In Cile, Paese in cui l’acqua potabile è in gran parte privatizzata, chi gestisce le grandi piantagioni di avocado ha installato sistemi illegali per trasportare l’acqua dei fiumi fino ai campi, causando estrema siccità. A ciò va sommato il trasporto. Per raggiungere l’Europa e l’Italia questi frutti tropicali devono viaggiare per oltre 10mila km. Di conseguenza, si fa ricorso al petrolio come carburante e si provocano importanti emissioni di anidride carbonica in atmosfera. È sostenibile mangiare l’avocado? La risposta è negativa.
Quinoa
Passiamo alla quinoa, graminacea quasi sconosciuta in Italia fino a qualche anno fa, ma diventata uno dei maggiori di cibi di tendenza del momento. Da un punto di vista nutrizionale è ricca di fibre, minerali e proteine, ha pochi carboidrati e zero glutine, il che la rende preziosa soprattutto per i vegani e i celiaci. La sua produzione, però, impatta fortemente sull’ambiente.

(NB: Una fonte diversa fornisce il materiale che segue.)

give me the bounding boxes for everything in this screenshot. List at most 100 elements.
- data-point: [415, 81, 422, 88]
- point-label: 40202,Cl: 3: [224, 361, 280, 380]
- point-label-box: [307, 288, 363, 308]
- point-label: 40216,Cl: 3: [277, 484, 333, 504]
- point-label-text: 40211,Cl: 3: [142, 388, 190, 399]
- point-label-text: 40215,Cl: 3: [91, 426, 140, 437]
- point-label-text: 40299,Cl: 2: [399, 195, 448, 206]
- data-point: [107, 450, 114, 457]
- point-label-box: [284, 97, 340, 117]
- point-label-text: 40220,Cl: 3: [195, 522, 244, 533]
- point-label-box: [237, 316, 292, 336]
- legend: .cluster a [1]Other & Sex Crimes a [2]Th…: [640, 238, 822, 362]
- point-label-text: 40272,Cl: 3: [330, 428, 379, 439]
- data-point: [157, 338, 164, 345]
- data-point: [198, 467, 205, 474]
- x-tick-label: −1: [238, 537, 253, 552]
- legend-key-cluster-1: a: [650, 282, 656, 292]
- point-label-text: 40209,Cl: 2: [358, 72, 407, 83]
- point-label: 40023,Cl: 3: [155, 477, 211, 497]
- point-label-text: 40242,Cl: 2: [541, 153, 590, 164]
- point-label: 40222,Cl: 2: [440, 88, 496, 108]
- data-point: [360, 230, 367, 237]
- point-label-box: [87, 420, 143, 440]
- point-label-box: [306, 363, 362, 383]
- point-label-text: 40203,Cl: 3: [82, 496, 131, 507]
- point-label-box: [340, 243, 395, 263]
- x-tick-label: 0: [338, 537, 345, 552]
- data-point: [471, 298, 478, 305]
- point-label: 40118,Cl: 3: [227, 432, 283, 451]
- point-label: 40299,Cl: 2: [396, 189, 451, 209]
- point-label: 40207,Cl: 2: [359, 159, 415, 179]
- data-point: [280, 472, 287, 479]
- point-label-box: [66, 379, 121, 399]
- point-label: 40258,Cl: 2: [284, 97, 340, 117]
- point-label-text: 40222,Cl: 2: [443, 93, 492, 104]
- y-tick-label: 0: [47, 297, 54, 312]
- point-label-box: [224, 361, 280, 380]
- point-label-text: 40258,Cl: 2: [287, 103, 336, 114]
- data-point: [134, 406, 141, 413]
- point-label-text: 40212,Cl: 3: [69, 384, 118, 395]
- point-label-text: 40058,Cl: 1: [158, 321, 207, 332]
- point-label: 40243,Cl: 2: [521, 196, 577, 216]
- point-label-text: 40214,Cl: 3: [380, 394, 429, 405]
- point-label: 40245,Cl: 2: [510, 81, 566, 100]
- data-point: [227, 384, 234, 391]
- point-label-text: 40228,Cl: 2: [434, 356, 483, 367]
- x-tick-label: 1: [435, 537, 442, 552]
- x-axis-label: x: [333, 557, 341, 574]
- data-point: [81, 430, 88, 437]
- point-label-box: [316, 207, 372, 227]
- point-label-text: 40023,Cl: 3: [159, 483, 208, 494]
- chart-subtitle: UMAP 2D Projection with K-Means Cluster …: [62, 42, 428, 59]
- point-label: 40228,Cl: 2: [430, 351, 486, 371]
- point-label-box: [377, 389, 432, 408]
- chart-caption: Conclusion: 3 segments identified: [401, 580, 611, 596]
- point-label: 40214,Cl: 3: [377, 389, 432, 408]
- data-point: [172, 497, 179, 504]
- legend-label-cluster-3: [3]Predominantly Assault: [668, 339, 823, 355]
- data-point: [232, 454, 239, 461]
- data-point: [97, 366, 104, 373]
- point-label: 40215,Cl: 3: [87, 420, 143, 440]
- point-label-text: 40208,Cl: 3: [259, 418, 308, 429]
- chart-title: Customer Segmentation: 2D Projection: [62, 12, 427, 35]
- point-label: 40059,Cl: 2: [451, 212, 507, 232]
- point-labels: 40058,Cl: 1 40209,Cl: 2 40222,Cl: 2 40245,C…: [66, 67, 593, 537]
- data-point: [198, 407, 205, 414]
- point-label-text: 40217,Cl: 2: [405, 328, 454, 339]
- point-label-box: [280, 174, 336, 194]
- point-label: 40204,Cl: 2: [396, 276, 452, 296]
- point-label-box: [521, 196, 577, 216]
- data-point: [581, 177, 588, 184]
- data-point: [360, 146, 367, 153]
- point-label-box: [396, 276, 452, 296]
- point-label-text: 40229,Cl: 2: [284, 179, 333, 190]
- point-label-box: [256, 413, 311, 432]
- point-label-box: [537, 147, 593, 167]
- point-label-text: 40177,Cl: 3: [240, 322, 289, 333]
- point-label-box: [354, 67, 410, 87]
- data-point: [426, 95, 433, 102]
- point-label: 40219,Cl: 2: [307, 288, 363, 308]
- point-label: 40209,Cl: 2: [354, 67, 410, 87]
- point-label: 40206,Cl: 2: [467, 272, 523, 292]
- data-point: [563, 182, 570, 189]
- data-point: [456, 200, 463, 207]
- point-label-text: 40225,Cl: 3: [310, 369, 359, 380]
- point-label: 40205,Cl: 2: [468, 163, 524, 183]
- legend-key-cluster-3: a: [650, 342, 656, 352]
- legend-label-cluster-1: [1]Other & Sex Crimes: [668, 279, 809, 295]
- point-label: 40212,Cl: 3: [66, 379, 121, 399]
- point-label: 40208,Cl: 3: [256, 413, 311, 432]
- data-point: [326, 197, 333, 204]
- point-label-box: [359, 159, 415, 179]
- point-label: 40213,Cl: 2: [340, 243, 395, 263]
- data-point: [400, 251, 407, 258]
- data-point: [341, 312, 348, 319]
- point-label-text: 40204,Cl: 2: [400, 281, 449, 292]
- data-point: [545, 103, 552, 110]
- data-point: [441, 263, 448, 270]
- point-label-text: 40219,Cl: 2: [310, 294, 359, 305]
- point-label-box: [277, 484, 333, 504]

Sulle Ande di Bolivia e Perù, dove viene prodotta, vaste aree sono state convertite in monocolture di quinoa destinata a Europa e Nordamerica, con conseguenze negative sia sull’ambiente sia sulle popolazioni locali. Queste ultime hanno da sempre basato la loro dieta sulla quinoa, ora che è destinata all’export è diventata così costosa che per avere l’apporto proteico necessario le persone del luogo, di certo non ricche, devono ripiegare su cibi economici di bassa qualità. Per produrre quantità di quinoa capaci di soddisfare la richiesta crescente, inoltre, si è iniziato a far largo uso di fertilizzanti e concimi chimici, per giunta i terreni si impoveriscono e diventano sempre più aridi e sempre più inadatti alla biodiversità.
Soia
Concludiamo con la soia, legumeormai utilizzato quasi ovunque come ingrediente base dei prodotti imitativi della carne, del latte e dei suoi derivati. Come ricorda la divulgatrice scientifica Susanna Bramante nel libro “La soia: fa bene o fa male?”, i fagioli di soia subiscono numerosi trattamenti chimici e meccanici – per diventare ad esempio un hamburger – che distruggono il suo valore nutritivo le proprietà benefiche iniziali, ossidano i grassi e abbattono proteine, vitamine e minerali. L’aggiunta di additivi, dolcificanti, addensanti, emulsionanti, coloranti, sale e grassi perfezionano il gusto della ricetta.

Come per gli altri alimenti, della soia non si dovrebbe abusare. La principale controindicazione è legata alla presenza in questo legume di alcuni fitoestrogeni, che potrebbero andare a stravolgere l’equilibrio della tiroide e di alcuni organi. Su questa questione da anni ci sono pareri controversi, secondo una parte della comunità scientifica sarebbe meglio evitare di consumare regolarmente soia, secondo un’altra invece un consumo non eccessivo (2-3 volte a settimana) non comporta rischi. Di certo è meglio prediligere la soia fermentata e dunque alimenti come la salsa di soia, il tempeh, il natto e il miso.
Sostenibilità reale
Tutto ha un impatto sull’ambiente, inclusi i superfood che vengono da lontano. Si può scegliere di seguire una dieta vegana per motivi etici, ma di sicuro non legati all’ambiente. La sostenibilità dovrebbe riguardare il nostro stile di vita in toto: dal prendere i mezzi pubblici invece dell’auto al comprare prodotti locali, dal risparmiare energia in casa e sul posto di lavoro al preferire capi e oggetti riciclabili, dal fare una corretta raccolta differenziata al non sprecare cibo, la sostenibilità riguarda ogni aspetto della nostra quotidianità. Illudersi che si limiti alla tavola può risultare ingenuo, o fuorviante.